Market Wire: Outdated Fed Minutes Point to Slower Pace of Tightening Ahead
“Almost all” officials on the Federal Reserve’s policy committee agreed to raise rates by a quarter percentage point at their early-February meeting, with a very small number supporting a more aggressive move - suggesting that the world’s most powerful central bank is now relatively committed to a more gradual tightening trajectory.
Both Cleveland’s Loretta Mester and St. Louis’ Jim Bullard have publicly suggested that they lobbied for a half percentage-point move at the meeting, and a record of the group’s January 31- February 1 meeting published this afternoon seems to suggest they were largely alone: according to the minutes, only a “few” participants argued “that a larger increase would more quickly bring the target range close to the levels they believed would achieve a sufficiently restrictive stance”.
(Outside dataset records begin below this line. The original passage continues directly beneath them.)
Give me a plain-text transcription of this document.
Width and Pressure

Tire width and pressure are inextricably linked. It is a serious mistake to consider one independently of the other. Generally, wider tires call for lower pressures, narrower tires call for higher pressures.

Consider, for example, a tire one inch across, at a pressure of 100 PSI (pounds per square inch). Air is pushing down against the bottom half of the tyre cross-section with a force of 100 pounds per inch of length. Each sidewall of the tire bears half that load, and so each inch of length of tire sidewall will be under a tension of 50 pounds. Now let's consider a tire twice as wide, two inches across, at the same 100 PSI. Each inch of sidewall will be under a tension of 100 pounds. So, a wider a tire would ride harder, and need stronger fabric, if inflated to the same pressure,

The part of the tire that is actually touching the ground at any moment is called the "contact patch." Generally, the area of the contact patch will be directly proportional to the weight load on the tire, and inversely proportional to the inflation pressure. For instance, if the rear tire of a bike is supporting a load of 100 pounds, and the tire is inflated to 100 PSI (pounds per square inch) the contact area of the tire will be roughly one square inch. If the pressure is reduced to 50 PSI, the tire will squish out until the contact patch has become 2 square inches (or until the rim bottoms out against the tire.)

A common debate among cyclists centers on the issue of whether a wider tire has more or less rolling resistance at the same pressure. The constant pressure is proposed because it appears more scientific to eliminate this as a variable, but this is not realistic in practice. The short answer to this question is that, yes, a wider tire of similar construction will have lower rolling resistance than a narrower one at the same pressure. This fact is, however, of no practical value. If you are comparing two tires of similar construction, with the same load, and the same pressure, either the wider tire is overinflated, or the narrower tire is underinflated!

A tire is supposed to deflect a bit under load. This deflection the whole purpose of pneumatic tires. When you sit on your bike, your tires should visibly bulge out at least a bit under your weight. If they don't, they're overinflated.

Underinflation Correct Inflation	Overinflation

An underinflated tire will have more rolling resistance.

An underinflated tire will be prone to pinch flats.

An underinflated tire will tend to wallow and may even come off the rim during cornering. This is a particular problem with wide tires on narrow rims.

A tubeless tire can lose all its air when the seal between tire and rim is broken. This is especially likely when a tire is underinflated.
Officials warned of the danger that an “insufficiently restrictive” setting could pose to the central bank’s inflation fight, and clearly telegraphed the desire to hold rates at elevated levels for a prolonged period of time, noting “Participants observed that a restrictive policy stance would need to be maintained until the incoming data provided confidence that inflation was on a sustained downward path to 2 percent, which was likely to take some time”.
Economic growth was seen remaining relatively subdued, and inflation fears seemed to subside somewhat, with staff forecasts looking for “steep declines in consumer energy prices and a substantial moderation in food price inflation” this year. By 2025, “both total and core PCE (Personal Consumption Expenditure) price inflation were expected to be near 2 percent”.
Terminal rate expectations fell very slightly after the release, with markets still expecting the central bank to deliver a quarter-percentage-point rate hike at its March meeting, followed by one—and possibly two—more in the coming months. The dollar inched lower, while equities, commodities, and risk-sensitive currencies climbed.
But objects in mirror are farther than they appear: today’s minutes have been rendered somewhat obsolete in intervening weeks. Data released since February 1 has shown inflation rates remaining stubbornly high while job creation, industrial production, and retail sales remain firmly in expansionary territory, apparently defying the Fed’s efforts to slow aggregate demand. Yield curves have moved up sharply, helping mitigate concerns about a loosening in financial conditions.
And more data will land before the next meeting: January’s personal income and expenditures numbers will be released before the central bank convenes on March 21 and 22, along with February’s non-farm payroll, consumer price, and retail sales reports. If the “bullwhip effects” that have dominated global economic activity since the pandemic continue to play out, the story is vulnerable to more reversals.